O Governo, por outro lado, afirma que o objetivo não é concentrar os esforços na União, mas estimular a integração de todo o sistema de segurança.
Nesta terça-feira (4), está sendo realizada uma audiência na comissão especial que analisa a proposta na Câmara dos Deputados. O presidente do colegiado, deputado Aluisio Mendes (Republicanos-MA), afirmou que o texto não vai sair da comissão sem ser alterado, para “respeitar as funções das polícias estaduais e das guardas municipais”.
Ainda conforme ele, o texto final “não vai resolver todos os problemas da segurança pública, mas será um primeiro passo”.
O relator da proposta, deputado Mendonça Filho (União Brasil-PE), também defende a alteração do texto. De acordo com o legislador, concentrar as competências de segurança apenas no Governo Federal vai contra a Constituição e é inviável na prática.
“É impossível controlar o combate à violência e ao tráfico de drogas, a violência no cotidiano do cidadão a partir de Brasília”, disse.
Estimular a integração do sistema de segurança
Atualmente, conforme a legislação brasileira, as polícias federal, estaduais e as guardas municipais têm papéis definidos para atuar separadamente e em conjunto.

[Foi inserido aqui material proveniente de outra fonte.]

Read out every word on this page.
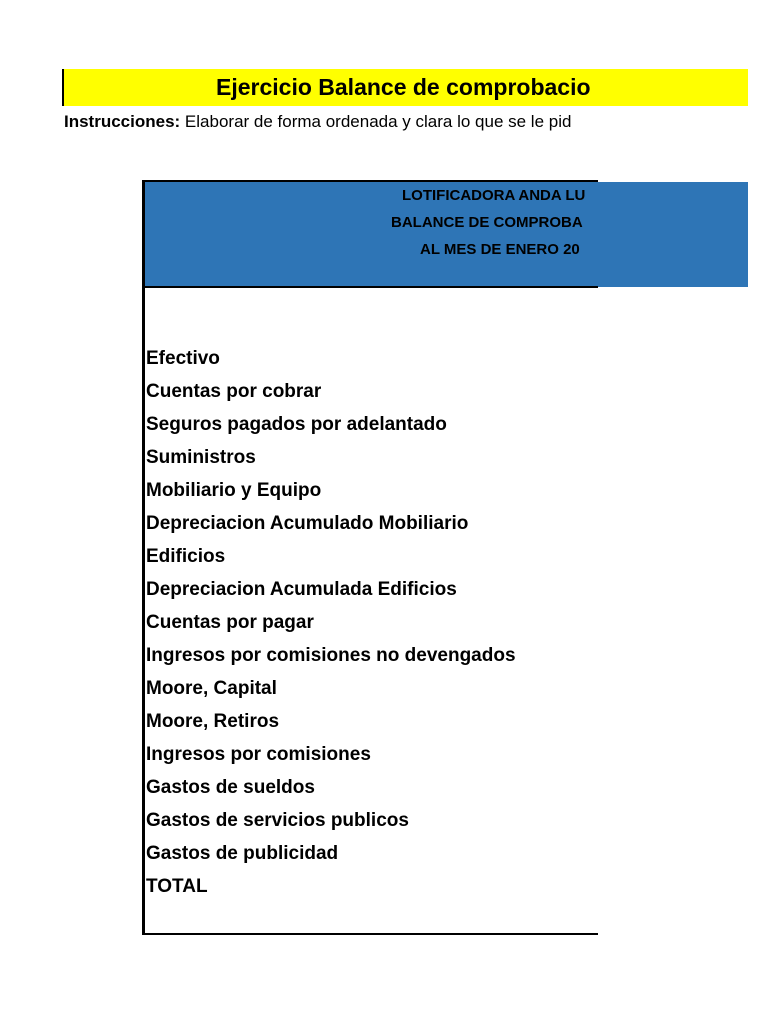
Ejercicio Balance de comprobacio
Instrucciones: Elaborar de forma ordenada y clara lo que se le pid
LOTIFICADORA ANDA LU
BALANCE DE COMPROBA
AL MES DE ENERO 20
Efectivo
Cuentas por cobrar
Seguros pagados por adelantado
Suministros
Mobiliario y Equipo
Depreciacion Acumulado Mobiliario
Edificios
Depreciacion Acumulada Edificios
Cuentas por pagar
Ingresos por comisiones no devengados
Moore, Capital
Moore, Retiros
Ingresos por comisiones
Gastos de sueldos
Gastos de servicios publicos
Gastos de publicidad
TOTAL
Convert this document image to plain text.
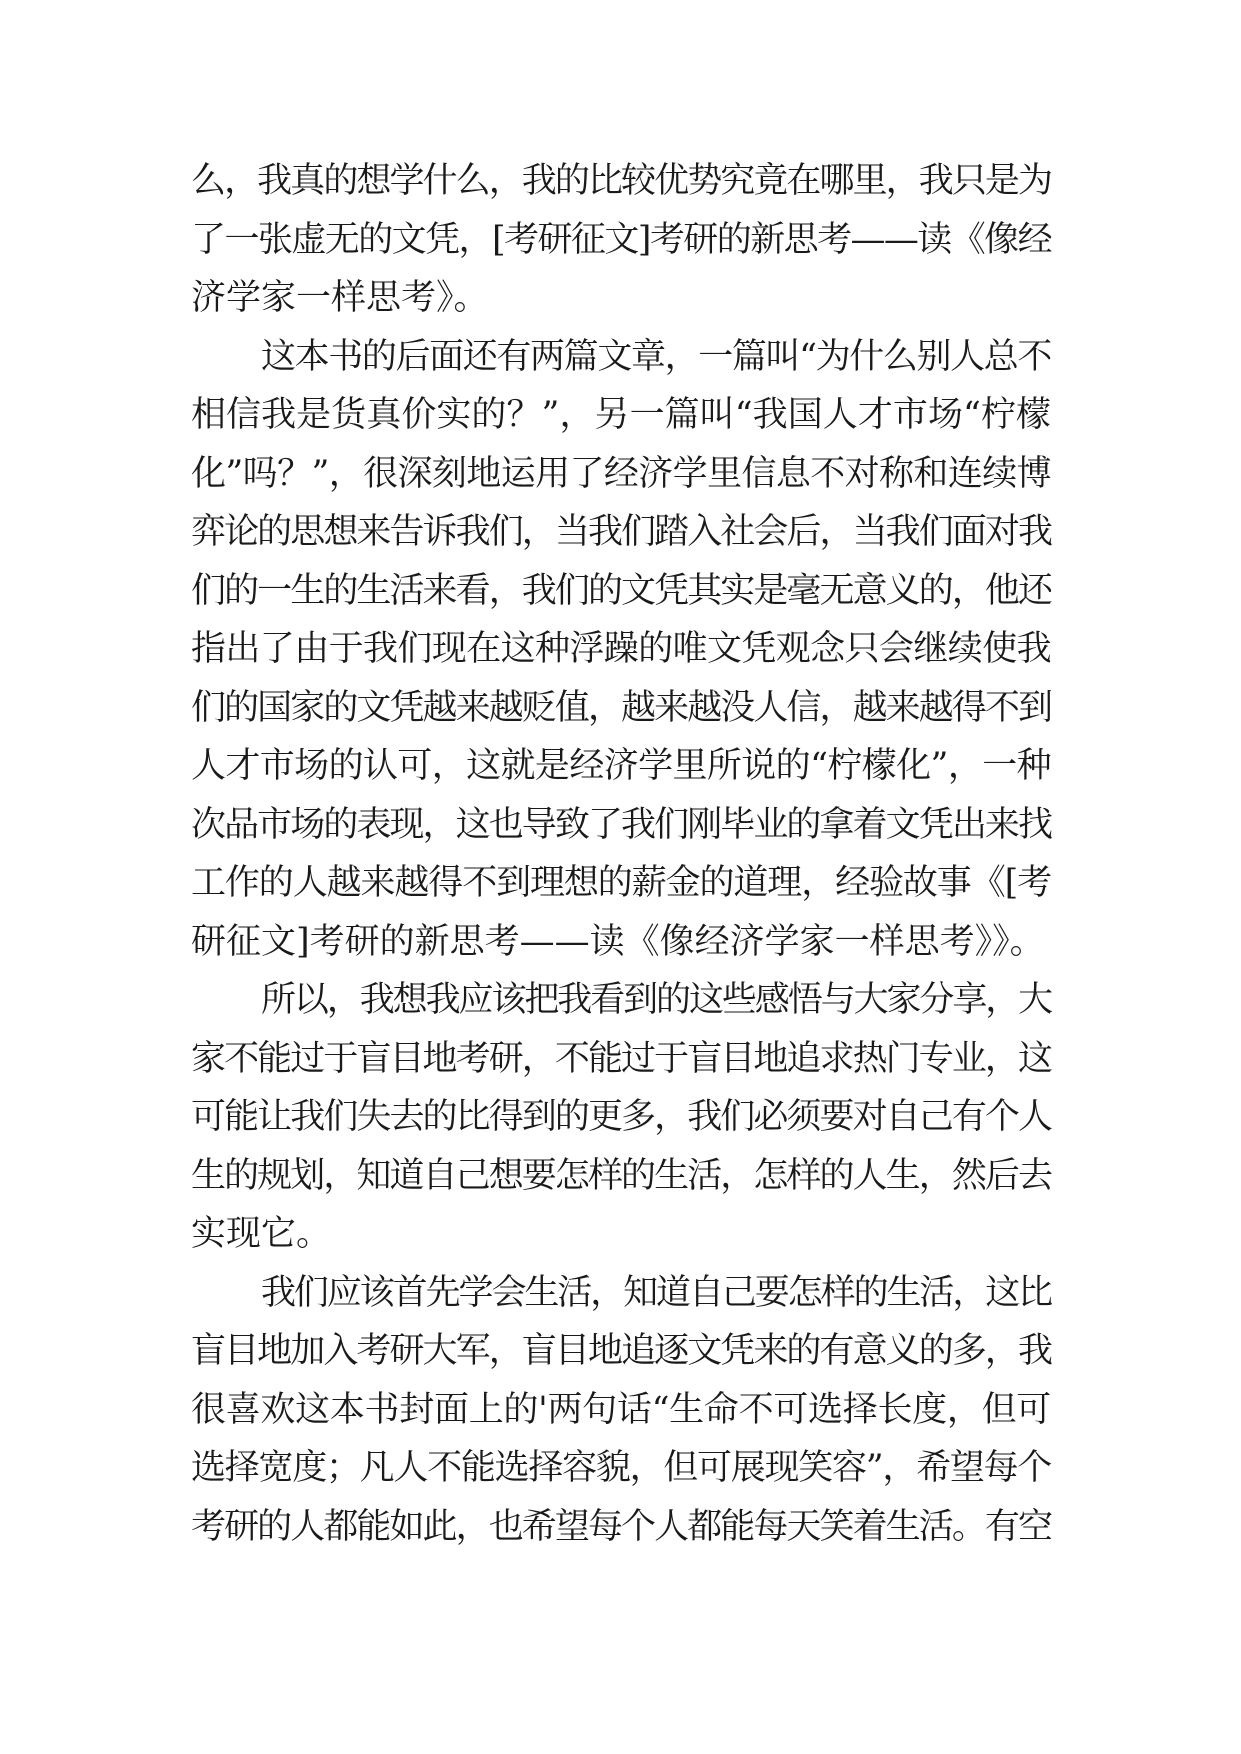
么，我真的想学什么，我的比较优势究竟在哪里，我只是为
了一张虚无的文凭，[考研征文]考研的新思考——读《像经
济学家一样思考》。

这本书的后面还有两篇文章，一篇叫“为什么别人总不
相信我是货真价实的？”，另一篇叫“我国人才市场“柠檬
化”吗？”，很深刻地运用了经济学里信息不对称和连续博
弈论的思想来告诉我们，当我们踏入社会后，当我们面对我
们的一生的生活来看，我们的文凭其实是毫无意义的，他还
指出了由于我们现在这种浮躁的唯文凭观念只会继续使我
们的国家的文凭越来越贬值，越来越没人信，越来越得不到
人才市场的认可，这就是经济学里所说的“柠檬化”，一种
次品市场的表现，这也导致了我们刚毕业的拿着文凭出来找
工作的人越来越得不到理想的薪金的道理，经验故事《[考
研征文]考研的新思考——读《像经济学家一样思考》》。

所以，我想我应该把我看到的这些感悟与大家分享，大
家不能过于盲目地考研，不能过于盲目地追求热门专业，这
可能让我们失去的比得到的更多，我们必须要对自己有个人
生的规划，知道自己想要怎样的生活，怎样的人生，然后去
实现它。

我们应该首先学会生活，知道自己要怎样的生活，这比
盲目地加入考研大军，盲目地追逐文凭来的有意义的多，我
很喜欢这本书封面上的'两句话“生命不可选择长度，但可
选择宽度；凡人不能选择容貌，但可展现笑容”，希望每个
考研的人都能如此，也希望每个人都能每天笑着生活。有空
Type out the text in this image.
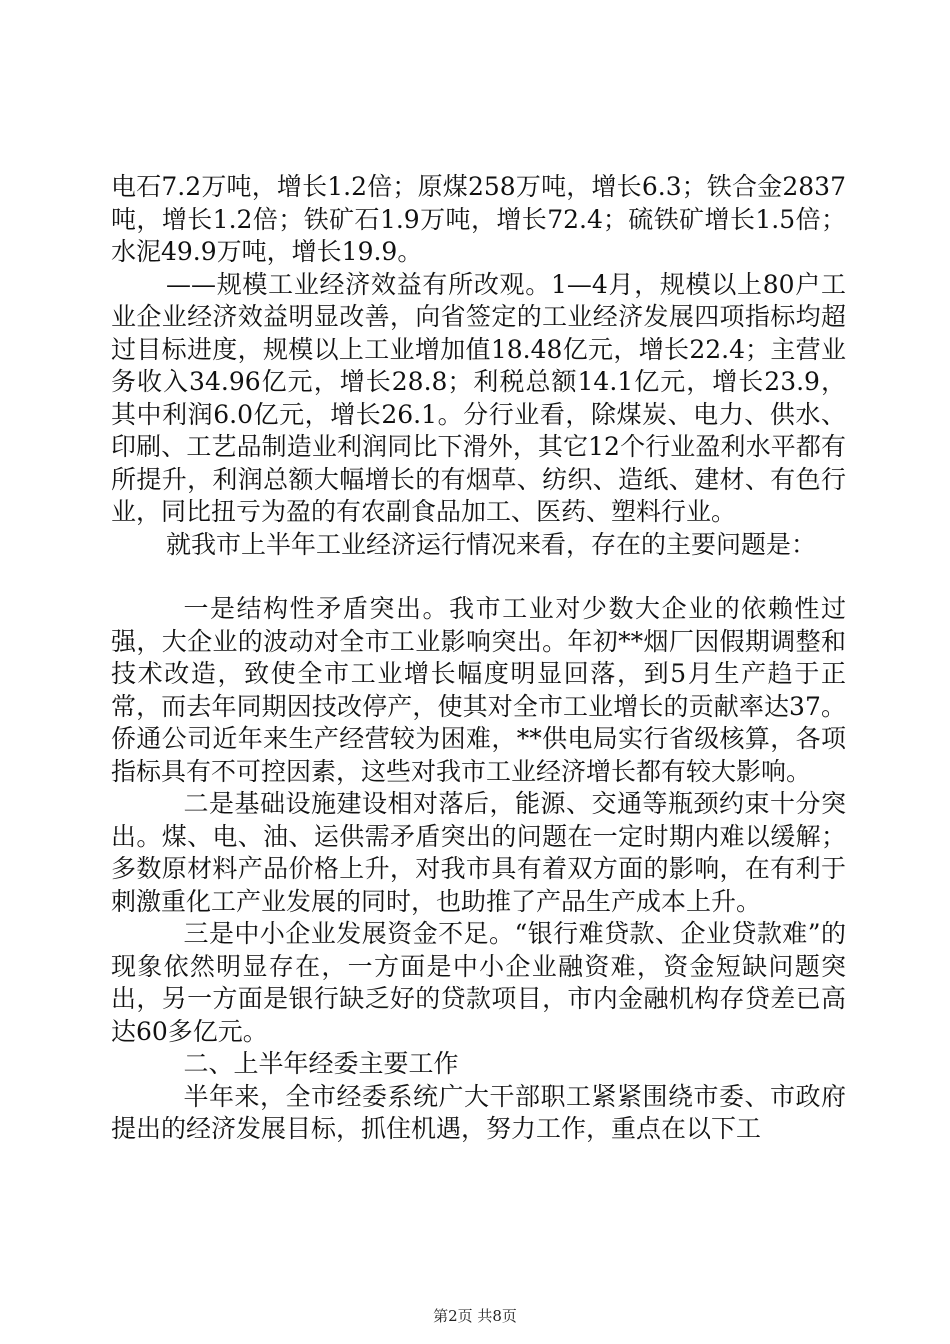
电石7.2万吨，增长1.2倍；原煤258万吨，增长6.3；铁合金2837吨，增长1.2倍；铁矿石1.9万吨，增长72.4；硫铁矿增长1.5倍；水泥49.9万吨，增长19.9。

——规模工业经济效益有所改观。1—4月，规模以上80户工业企业经济效益明显改善，向省签定的工业经济发展四项指标均超过目标进度，规模以上工业增加值18.48亿元，增长22.4；主营业务收入34.96亿元，增长28.8；利税总额14.1亿元，增长23.9，其中利润6.0亿元，增长26.1。分行业看，除煤炭、电力、供水、印刷、工艺品制造业利润同比下滑外，其它12个行业盈利水平都有所提升，利润总额大幅增长的有烟草、纺织、造纸、建材、有色行业，同比扭亏为盈的有农副食品加工、医药、塑料行业。

就我市上半年工业经济运行情况来看，存在的主要问题是：

一是结构性矛盾突出。我市工业对少数大企业的依赖性过强，大企业的波动对全市工业影响突出。年初**烟厂因假期调整和技术改造，致使全市工业增长幅度明显回落，到5月生产趋于正常，而去年同期因技改停产，使其对全市工业增长的贡献率达37。侨通公司近年来生产经营较为困难，**供电局实行省级核算，各项指标具有不可控因素，这些对我市工业经济增长都有较大影响。

二是基础设施建设相对落后，能源、交通等瓶颈约束十分突出。煤、电、油、运供需矛盾突出的问题在一定时期内难以缓解；多数原材料产品价格上升，对我市具有着双方面的影响，在有利于刺激重化工产业发展的同时，也助推了产品生产成本上升。

三是中小企业发展资金不足。“银行难贷款、企业贷款难”的现象依然明显存在，一方面是中小企业融资难，资金短缺问题突出，另一方面是银行缺乏好的贷款项目，市内金融机构存贷差已高达60多亿元。

二、上半年经委主要工作

半年来，全市经委系统广大干部职工紧紧围绕市委、市政府提出的经济发展目标，抓住机遇，努力工作，重点在以下工

第2页 共8页
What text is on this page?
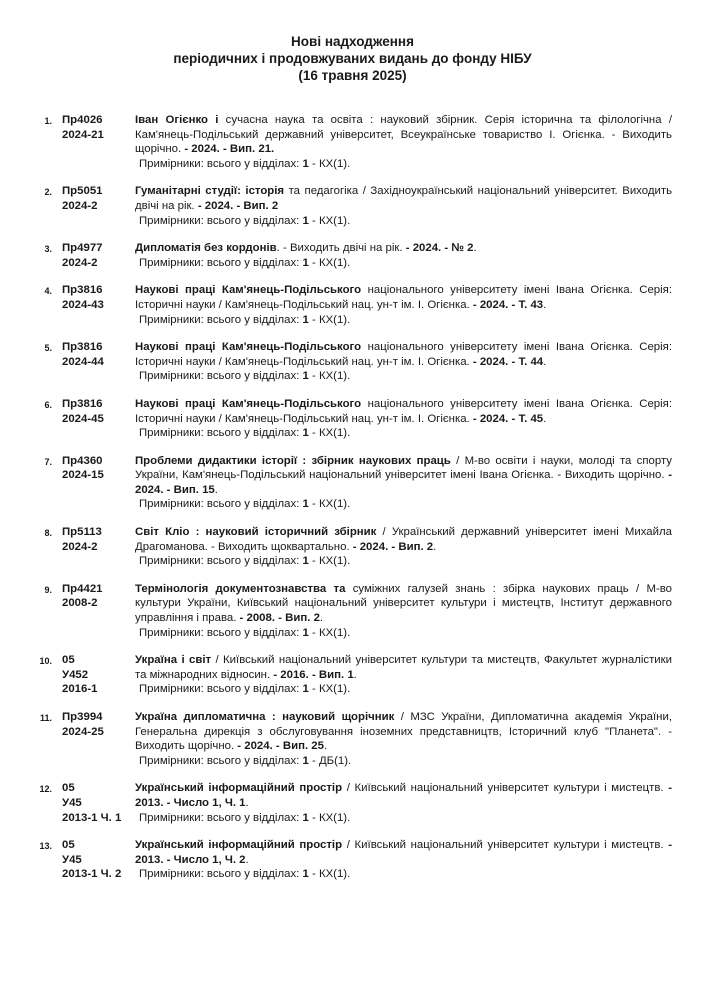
Нові надходження
періодичних і продовжуваних видань до фонду НІБУ
(16 травня 2025)
1. Пр4026
2024-21
Іван Огієнко і сучасна наука та освіта : науковий збірник. Серія історична та філологічна / Кам'янець-Подільський державний університет, Всеукраїнське товариство І. Огієнка. - Виходить щорічно. - 2024. - Вип. 21.
Примірники: всього у відділах: 1 - КХ(1).
2. Пр5051
2024-2
Гуманітарні студії: історія та педагогіка / Західноукраїнський національний університет. Виходить двічі на рік. - 2024. - Вип. 2
Примірники: всього у відділах: 1 - КХ(1).
3. Пр4977
2024-2
Дипломатія без кордонів. - Виходить двічі на рік. - 2024. - № 2.
Примірники: всього у відділах: 1 - КХ(1).
4. Пр3816
2024-43
Наукові праці Кам'янець-Подільського національного університету імені Івана Огієнка. Серія: Історичні науки / Кам'янець-Подільський нац. ун-т ім. І. Огієнка. - 2024. - Т. 43.
Примірники: всього у відділах: 1 - КХ(1).
5. Пр3816
2024-44
Наукові праці Кам'янець-Подільського національного університету імені Івана Огієнка. Серія: Історичні науки / Кам'янець-Подільський нац. ун-т ім. І. Огієнка. - 2024. - Т. 44.
Примірники: всього у відділах: 1 - КХ(1).
6. Пр3816
2024-45
Наукові праці Кам'янець-Подільського національного університету імені Івана Огієнка. Серія: Історичні науки / Кам'янець-Подільський нац. ун-т ім. І. Огієнка. - 2024. - Т. 45.
Примірники: всього у відділах: 1 - КХ(1).
7. Пр4360
2024-15
Проблеми дидактики історії : збірник наукових праць / М-во освіти і науки, молоді та спорту України, Кам'янець-Подільський національний університет імені Івана Огієнка. - Виходить щорічно. - 2024. - Вип. 15.
Примірники: всього у відділах: 1 - КХ(1).
8. Пр5113
2024-2
Світ Кліо : науковий історичний збірник / Український державний університет імені Михайла Драгоманова. - Виходить щоквартально. - 2024. - Вип. 2.
Примірники: всього у відділах: 1 - КХ(1).
9. Пр4421
2008-2
Термінологія документознавства та суміжних галузей знань : збірка наукових праць / М-во культури України, Київський національний університет культури і мистецтв, Інститут державного управління і права. - 2008. - Вип. 2.
Примірники: всього у відділах: 1 - КХ(1).
10. 05
У452
2016-1
Україна і світ / Київський національний університет культури та мистецтв, Факультет журналістики та міжнародних відносин. - 2016. - Вип. 1.
Примірники: всього у відділах: 1 - КХ(1).
11. Пр3994
2024-25
Україна дипломатична : науковий щорічник / МЗС України, Дипломатична академія України, Генеральна дирекція з обслуговування іноземних представництв, Історичний клуб "Планета". - Виходить щорічно. - 2024. - Вип. 25.
Примірники: всього у відділах: 1 - ДБ(1).
12. 05
У45
2013-1 Ч. 1
Український інформаційний простір / Київський національний університет культури і мистецтв. - 2013. - Число 1, Ч. 1.
Примірники: всього у відділах: 1 - КХ(1).
13. 05
У45
2013-1 Ч. 2
Український інформаційний простір / Київський національний університет культури і мистецтв. - 2013. - Число 1, Ч. 2.
Примірники: всього у відділах: 1 - КХ(1).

O objetivo da PEC é reconfigurar a estrutura para buscar mais integração e coordenação entre os diferentes níveis federativos e órgãos de segurança.
Nesta segunda-feira (3), também em audiência realizada na comissão, o diretor-geral da Polícia Federal (PF), Andrei Rodrigues, garantiu que em nenhum momento a PEC fala em transferir as atribuições das polícias civis, que são estaduais, para a Polícia Federal.

Ele destacou ainda que a PF já tem acordos de atuação conjunta com os 27 estados da federação e garantiu que as forças integradas de combate ao crime iniciadas no atual governo funcionam “muito bem”.
No ano passado, segundo ele, as ações integradas apreenderam R$ 6,9 bilhões do crime organizado, enquanto, em 2022, antes da cooperação, as apreensões teriam ficado em R$ 700 milhões.
“Só na Operação Carbono Oculto nós apreendemos, nos fundos de investimento, contas, patrimônio, quase R$ 3 bilhões em efetivos recursos apreendidos. São resultados do processo de integração que temos. A PEC vai fomentar e definitivamente consolidar esse processo de integração”, afirmou.